NDVS Communications Director Terri Hendry has denied wrongdoing or the the statement attributed to Wagar.

“We can emphatically state that at no time was the resistance of mandatory Covid-19 testing by staff responsible for Covid-19 related deaths at the home,” Hendry said. “You will find a review of the documents supports our claim. We can find no information that supports your implied supposition that such a statement was made.”

Hendry went on to state, “Soon after his appointment to serve as director, Director Wagar realized some inconsistencies in following Covid-19 policies, rules, and regulations. He immediately stressed to leadership at the home that all Covid-19 regulations would be followed. Director Wagar is extremely pleased with the current leadership at the home and the compliance of the entire staff ensuring the safety of all staff and residents.”
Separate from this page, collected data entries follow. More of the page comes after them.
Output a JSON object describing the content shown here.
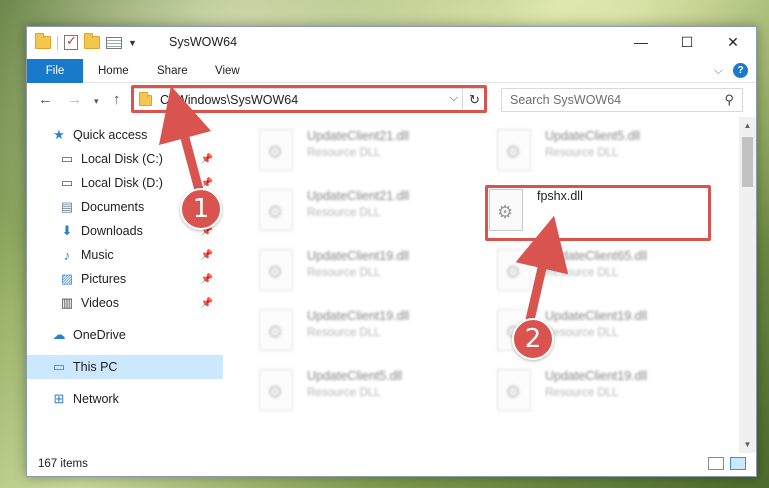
{
  "window": {
    "title": "SysWOW64",
    "caption_minimize": "—",
    "caption_maximize": "☐",
    "caption_close": "✕"
  },
  "ribbon": {
    "tabs": [
      "File",
      "Home",
      "Share",
      "View"
    ]
  },
  "navigation": {
    "address": "C:\\Windows\\SysWOW64",
    "search_placeholder": "Search SysWOW64"
  },
  "sidebar": {
    "items": [
      {
        "label": "Quick access",
        "icon": "star-icon"
      },
      {
        "label": "Local Disk (C:)",
        "icon": "drive-icon",
        "pinned": true
      },
      {
        "label": "Local Disk (D:)",
        "icon": "drive-icon",
        "pinned": true
      },
      {
        "label": "Documents",
        "icon": "documents-icon",
        "pinned": true
      },
      {
        "label": "Downloads",
        "icon": "downloads-icon",
        "pinned": true
      },
      {
        "label": "Music",
        "icon": "music-icon",
        "pinned": true
      },
      {
        "label": "Pictures",
        "icon": "pictures-icon",
        "pinned": true
      },
      {
        "label": "Videos",
        "icon": "videos-icon",
        "pinned": true
      },
      {
        "label": "OneDrive",
        "icon": "cloud-icon"
      },
      {
        "label": "This PC",
        "icon": "computer-icon",
        "selected": true
      },
      {
        "label": "Network",
        "icon": "network-icon"
      }
    ]
  },
  "files": [
    {
      "name": "UpdateClient21.dll",
      "type": "Resource DLL"
    },
    {
      "name": "UpdateClient5.dll",
      "type": "Resource DLL"
    },
    {
      "name": "UpdateClient21.dll",
      "type": "Resource DLL"
    },
    {
      "name": "fpshx.dll",
      "type": ""
    },
    {
      "name": "UpdateClient19.dll",
      "type": "Resource DLL"
    },
    {
      "name": "UpdateClient65.dll",
      "type": "Resource DLL"
    },
    {
      "name": "UpdateClient19.dll",
      "type": "Resource DLL"
    },
    {
      "name": "UpdateClient19.dll",
      "type": "Resource DLL"
    },
    {
      "name": "UpdateClient5.dll",
      "type": "Resource DLL"
    },
    {
      "name": "UpdateClient19.dll",
      "type": "Resource DLL"
    }
  ],
  "status": {
    "item_count": "167 items"
  },
  "callouts": {
    "step1": "1",
    "step2": "2"
  },
  "colors": {
    "accent": "#1979ca",
    "highlight": "#d9534f",
    "selection": "#cce8ff"
  }
}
Less than a month later, on Jan. 19 of this year, Wagar was reportedly dismissed. Despite multiple attempts to get comments about Wagar’s separation via the office of Gov. Joe Lombardo, no information has been forthcoming about what Hendry referred to as a “change in leadership” in an email to staff.

Another publication reported that the governor’s outgoing chief of staff said that it was a “personnel decision” with no explanation. The Reno Gazette-Journal has reported that the separation was a dismissal. Multiple emails to the governor’s press office have gone unanswered and unacknowledged as of press time.

Lau said her grandfather lived in the home for about eight years. According to the death certificate she provided, he died as a result of pneumonia, which was the result of COVID infection. She said her grandfather served in the Army from 1950-1953, and that she filed her complaint after overhearing staff at the home talking about Wagar reportedly blaming staff directly for several deaths, including that of her grandfather.

She reported that the family is actively seeking representation in order to file legal action against the home and the Department of Veterans Services.